When he sees me in the doorway of the center, he smiles slowly, and it’s such a slow, sexy smile that I suck in air, remembering the kiss at Big Bear.

I remember the feel of his lips.

And the shape of his jaw. And the texture of his skin. Even tipsy, I remember that one kiss and remember how I didn’t want it to end.

“You look beautiful,” he says, opening the car door for me.

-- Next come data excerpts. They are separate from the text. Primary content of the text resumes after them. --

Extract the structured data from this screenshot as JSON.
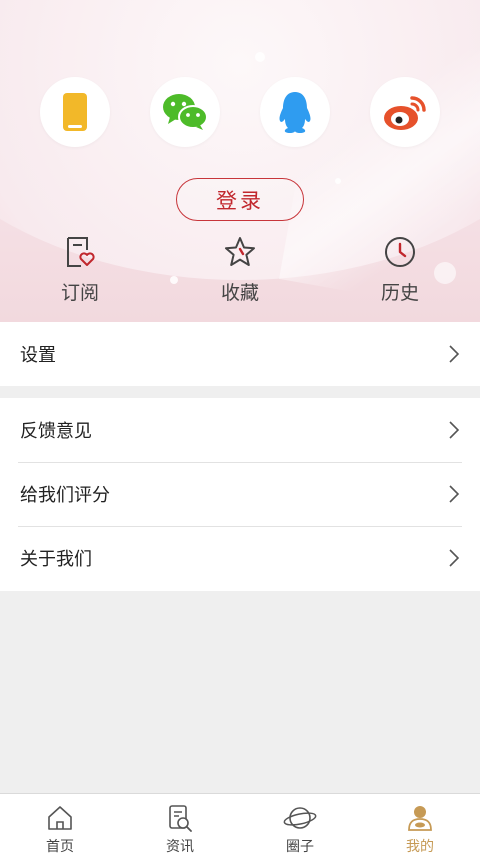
{
  "social": [
    {
      "name": "phone-icon"
    },
    {
      "name": "wechat-icon"
    },
    {
      "name": "qq-icon"
    },
    {
      "name": "weibo-icon"
    }
  ],
  "login": {
    "label": "登录"
  },
  "quick_actions": [
    {
      "label": "订阅",
      "icon": "subscribe-icon"
    },
    {
      "label": "收藏",
      "icon": "star-icon"
    },
    {
      "label": "历史",
      "icon": "clock-icon"
    }
  ],
  "settings": {
    "label": "设置"
  },
  "menu": [
    {
      "label": "反馈意见"
    },
    {
      "label": "给我们评分"
    },
    {
      "label": "关于我们"
    }
  ],
  "tabs": [
    {
      "label": "首页",
      "icon": "home-icon"
    },
    {
      "label": "资讯",
      "icon": "news-icon"
    },
    {
      "label": "圈子",
      "icon": "circle-icon"
    },
    {
      "label": "我的",
      "icon": "profile-icon",
      "active": true
    }
  ],
  "colors": {
    "accent": "#c1272d",
    "tab_active": "#c69a55",
    "phone": "#f2b829",
    "wechat": "#4dbb29",
    "qq": "#2f9cf0",
    "weibo": "#e6512b"
  }
}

“You’ve cleaned up pretty nicely, too.”

The beat-up Renault car lacks air-conditioning, so we drive with the windows down. My hair blows, and the windshield gets splattered with bits of sticky, flaky mud.

The drive is every bit as bouncy and bone jarring as I feared, yet with Michael at the wheel, the jolts make me laugh. Michael makes me laugh, and I push at my billowing skirt and tug at my hair.

“Is the air too much for you?” Michael asks, downshifting to avert a deep pothole full of pumpkin-colored mud.

“No. It’s perfect.”

Michael shoots me an amused smile, and I just smile back. But it’s true. I wouldn’t change a thing.

Not the bright hot twilight with the sky turning red above the burning sun, or the barely running car with the missing shocks, or my white sundress turning orange in places from all the swirling dust.

“Ever been married?” I ask, tipping my head back to look at him.

He swerves around another pothole, but the back tire hits a puddle and sends up a spray of dirty water. “I made the plunge once. It didn’t work out.”